Earning the nod to steer a team is a tremendous honor. It takes time, though, to develop your true identity in the role. First-time managers sometimes tie themselves in knots trying to deftly manage new responsibilities under the gaze of the various audiences they are taxed with impressing. It can be tempting, with that kind of pressure bearing down, to collapse into the assumption that a cool kid guise can save the day.
But finding your management self isn’t about assuming some packaged persona. It’s about reaching the members of your team, connecting with them, assuring them of their place and their value. Instead of worrying about how your team sees you, look at them. Connect with them. Focus on them.
After all, you can’t keep a manufactured persona going during times of stress and struggle. The challenges of leadership will reveal the real you anyway, so why not start from an authentic place? Here’s how to dig in and become the leader that your team needs.
Finding your leadership identity can be challenging because management training is often lacking. Those who earn management roles sometimes get the promotion because they excel as subject matter experts. But being a leader is a different job, and it’s every bit as nuanced as the one which earned them the promotion.
Mark C. Crowley, speaker, podcaster, change agent and author of the bestseller “Lead from the Heart“ advises:
“The very first piece of advice I would give to anybody who’s moving from a star performer into a management role is to bathe themselves in the notion that I’m no longer a salesperson. I’m no longer an architect. Now I am the manager of salespeople or architects. I am a supervisor of human beings, and I get my work done through them. It’s a mindset shift.”
At the core of that shift is the notion that the people who you manage are really where your focus should be. Who wants a manager who’s preoccupied with trying to act cool when they can have a manager who’s genuinely interested in them?
Take time to learn as you get acclimated. Crowley explains: “When you get promoted to manager, you may think you have to make really quick moves: ‘I have to go in there and show them who’s boss.’ Even in a team that’s doing well. You may think ‘I’ve got to put my stamp on there. So here’s how we’re going to do things.’”
Consider how it might feel to your team to have systems that they endorse revamped without their input. Crowley called that “the biggest mistake a manager can make.” He explains: “It’s not only unnecessarily disruptive, but it destroys trust. It makes people think ‘Why would you mess with this? This is working. You just changed it for the sake of changing it.’”
Instead, Crowley recommends connecting with the members of your team. Talk to them. Listen to them. Learn about them.
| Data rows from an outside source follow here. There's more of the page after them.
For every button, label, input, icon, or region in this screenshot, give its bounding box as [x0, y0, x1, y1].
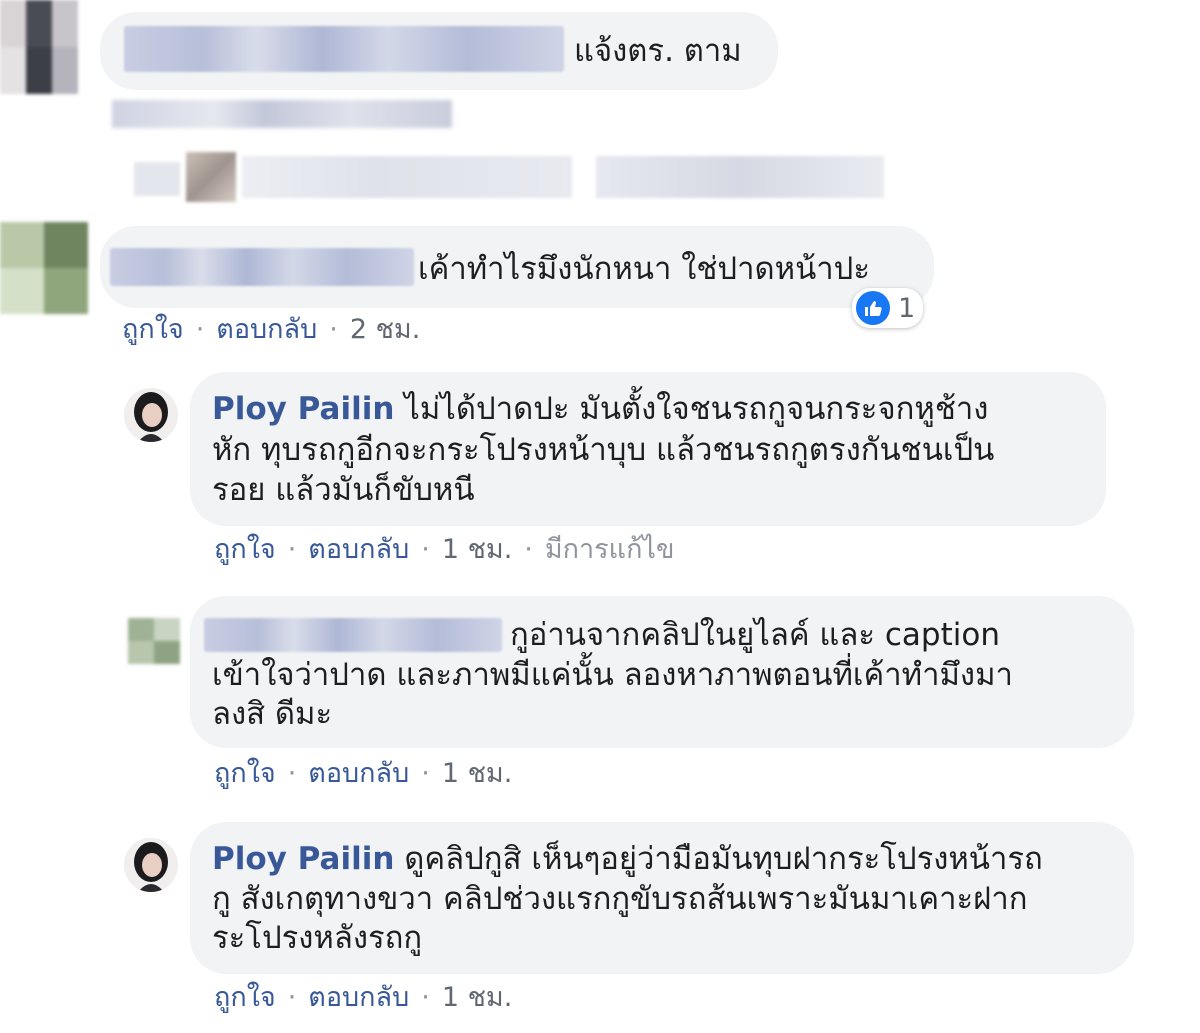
reply-3-line-1: Ploy Pailin ดูคลิปกูสิ เห็นๆอยู่ว่ามือมั… [212, 840, 1043, 879]
commenter-1-avatar[interactable] [0, 0, 78, 94]
like-icon [856, 291, 890, 325]
timestamp[interactable]: 1 ชม. [442, 758, 512, 789]
comment-1-meta-redacted [112, 100, 452, 128]
like-link[interactable]: ถูกใจ [214, 982, 276, 1013]
comment-2-meta: ถูกใจ · ตอบกลับ · 2 ชม. [122, 314, 421, 345]
comment-2-reaction[interactable]: 1 [852, 288, 924, 328]
reaction-count: 1 [898, 292, 916, 324]
comment-1-text: แจ้งตร. ตาม [574, 33, 742, 69]
like-link[interactable]: ถูกใจ [214, 534, 276, 565]
reply-preview-redacted[interactable] [134, 152, 884, 202]
reply-2-avatar[interactable] [128, 618, 180, 664]
like-link[interactable]: ถูกใจ [214, 758, 276, 789]
reply-2-text-3: ลงสิ ดีมะ [212, 696, 333, 732]
comment-2-author-redacted[interactable] [110, 248, 414, 286]
reply-1-author[interactable]: Ploy Pailin [212, 391, 394, 427]
reply-2-text-2: เข้าใจว่าปาด และภาพมีแค่นั้น ลองหาภาพตอน… [212, 657, 1013, 693]
like-link[interactable]: ถูกใจ [122, 314, 184, 345]
ploy-pailin-avatar-1[interactable] [124, 388, 178, 442]
timestamp[interactable]: 1 ชม. [442, 982, 512, 1013]
reply-1-text-2: หัก ทุบรถกูอีกจะกระโปรงหน้าบุบ แล้วชนรถก… [212, 432, 995, 468]
comment-2-text: เค้าทำไรมึงนักหนา ใช่ปาดหน้าปะ [418, 251, 870, 287]
timestamp[interactable]: 1 ชม. [442, 534, 512, 565]
reply-1-line-1: Ploy Pailin ไม่ได้ปาดปะ มันตั้งใจชนรถกูจ… [212, 390, 988, 429]
reply-2-author-redacted[interactable] [204, 618, 502, 652]
reply-link[interactable]: ตอบกลับ [216, 314, 317, 345]
ploy-pailin-avatar-2[interactable] [124, 838, 178, 892]
reply-3-author[interactable]: Ploy Pailin [212, 841, 394, 877]
reply-3-text-3: ระโปรงหลังรถกู [212, 920, 423, 956]
reply-link[interactable]: ตอบกลับ [308, 758, 409, 789]
timestamp[interactable]: 2 ชม. [350, 314, 420, 345]
reply-link[interactable]: ตอบกลับ [308, 982, 409, 1013]
reply-3-meta: ถูกใจ · ตอบกลับ · 1 ชม. [214, 982, 513, 1013]
comment-1-author-redacted[interactable] [124, 26, 564, 72]
reply-link[interactable]: ตอบกลับ [308, 534, 409, 565]
reply-1-meta: ถูกใจ · ตอบกลับ · 1 ชม. · มีการแก้ไข [214, 534, 675, 565]
reply-1-text-3: รอย แล้วมันก็ขับหนี [212, 472, 475, 508]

Crowley explains: “I believe that you fundamentally can’t manage people until you know their story. And people resent it when you come in and you start telling them what to do without you even knowing who they are.”
He asserts that once that once you’ve established that relationship, then you can ask your colleagues for their input. He’s found success with questions like: “What changes would you make if you were me?”
Crowley points out: “Not making quick moves demonstrates maturity. It demonstrates trust. It demonstrates patience.”
Another benefit of building trust and inviting input from your team is that it creates a feeling of safety. The members of your team can see that providing input is worth the risk because you understand and value them. Crowley points out that this doesn’t mean that you have to use every suggestion they make. But you want to recognize their input.
Crowley explains: “Making people feel good has a very powerful effect on their motivation . . . And so when you come back and say ‘I’m taking time to get to know you, I’ve learned what you’re thinking and I’m taking your ideas and my ideas and these are the changes I want to make.’ People are going to be on board to support you because of your process . . . It makes people know that their manager really does care. He really did want to know their thoughts and feelings.”
You best serve your team when you can authentically and confidently be yourself. Crowley explains: “The definition of authenticity comes down to two things: knowing who you are and knowing who you aren’t, and not pretending to be something that you aren’t. Your thinking around being the cool manager is [because] we think we have to be all things to all people. The best leaders are people who know themselves.”
You earned this role because you’re good, but so are the people around you. Connect on that level. You don’t need props. You’ve got this.